New polio victim confirmed
2004-01-27 18:47
Geneva - The World Health Organisation confirmed on Tuesday the first case of polio since 2000 in the Central African Republic (CAR), taking the number of countries in Africa re-infected by the disease to seven - all imported from Nigeria.
The news underlines the urgency for the last six countries in the world where polio is endemic, including Nigeria where many people fear vaccination, to fulfill a pledge made earlier this month to beat the crippling illness this year under a plan to immunise 250 million children, the WHO said.
The United Nations' health body confirmed a child living about 200km North of Bangui, the capital city of CAR, caught polio on December 16 last year to become the first victim since July 2000.
"The virus detected is linked to viruses circulating in northern Nigeria ... where immunisation campaigns have been suspended since August," the WHO said in a statement.
Families in the Nigerian city of Kano, at the heart of the world's most dangerous polio outbreak, shunned the polio vaccine after Islamic preachers said it was laced with an anti-fertility agent designed to sterilise girls.
The WHO rejects the claim but some Muslim leaders have been whipping up opposition to what they have branded a Western plot to depopulate Africa.
As a result, polio was able to creep back across Nigeria and into previously polio-free Cameroon, Chad, and through Niger, into Benin, Burkina Faso, Ghana and Togo, putting 15 million children at risk, the WHO has said.
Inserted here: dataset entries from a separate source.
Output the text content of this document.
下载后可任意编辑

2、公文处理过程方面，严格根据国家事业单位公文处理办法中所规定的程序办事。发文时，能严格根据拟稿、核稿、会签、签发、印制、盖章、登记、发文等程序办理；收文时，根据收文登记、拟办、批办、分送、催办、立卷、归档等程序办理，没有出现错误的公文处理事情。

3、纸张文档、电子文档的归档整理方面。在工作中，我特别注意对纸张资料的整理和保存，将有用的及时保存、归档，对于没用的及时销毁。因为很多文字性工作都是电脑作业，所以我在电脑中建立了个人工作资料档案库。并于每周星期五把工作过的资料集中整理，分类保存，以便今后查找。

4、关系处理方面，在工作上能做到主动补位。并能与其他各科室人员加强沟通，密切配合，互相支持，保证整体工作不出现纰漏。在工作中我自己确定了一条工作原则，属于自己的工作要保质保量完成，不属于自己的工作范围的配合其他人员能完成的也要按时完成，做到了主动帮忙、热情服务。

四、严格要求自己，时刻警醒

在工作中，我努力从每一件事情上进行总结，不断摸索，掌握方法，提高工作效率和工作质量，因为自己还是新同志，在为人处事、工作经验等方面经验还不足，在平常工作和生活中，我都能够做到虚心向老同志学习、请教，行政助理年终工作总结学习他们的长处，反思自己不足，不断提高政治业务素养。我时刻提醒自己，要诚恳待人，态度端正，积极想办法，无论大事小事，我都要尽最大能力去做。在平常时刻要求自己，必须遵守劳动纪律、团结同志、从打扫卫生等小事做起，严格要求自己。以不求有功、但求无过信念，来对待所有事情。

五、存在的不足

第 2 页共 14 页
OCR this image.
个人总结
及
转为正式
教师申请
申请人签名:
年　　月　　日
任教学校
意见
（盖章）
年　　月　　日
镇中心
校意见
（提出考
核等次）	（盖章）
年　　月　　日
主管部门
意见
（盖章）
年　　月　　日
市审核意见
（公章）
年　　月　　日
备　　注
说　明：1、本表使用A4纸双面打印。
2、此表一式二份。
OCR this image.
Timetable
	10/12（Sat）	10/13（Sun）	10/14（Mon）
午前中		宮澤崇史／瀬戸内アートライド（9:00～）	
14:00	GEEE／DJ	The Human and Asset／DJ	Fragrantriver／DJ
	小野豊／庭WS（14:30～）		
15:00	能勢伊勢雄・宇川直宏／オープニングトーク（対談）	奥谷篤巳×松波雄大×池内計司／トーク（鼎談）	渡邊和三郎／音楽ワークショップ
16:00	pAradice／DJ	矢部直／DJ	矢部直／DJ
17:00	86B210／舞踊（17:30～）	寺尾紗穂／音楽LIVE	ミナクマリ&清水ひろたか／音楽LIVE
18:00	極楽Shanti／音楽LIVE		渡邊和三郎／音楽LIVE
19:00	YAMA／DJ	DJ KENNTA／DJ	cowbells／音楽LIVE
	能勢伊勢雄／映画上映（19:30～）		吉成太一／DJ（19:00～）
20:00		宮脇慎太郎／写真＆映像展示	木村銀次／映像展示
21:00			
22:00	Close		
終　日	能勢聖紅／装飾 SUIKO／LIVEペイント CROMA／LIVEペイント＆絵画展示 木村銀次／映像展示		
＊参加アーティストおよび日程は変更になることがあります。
"What needs to happen is the northern Nigeria immunisation campaign needs to go ahead as urgently as possible," said WHO spokesperson Oliver Rosenbauer.
Countries that had beaten the disease have stopped immunisation campaigns, leaving their children vulnerable to re-infection from Nigeria, he noted.
"The latest case underlines the vulnerability we have at the moment," Rosenbauer said. "It underlines the need to get the job finished as urgently as possible."
Following a meeting this month of health ministers in Geneva where the WHO is headquartered, Nigeria's President Olusegun Obasanjo vowed to overcome public suspicion and push forward with a polio immunisation drive.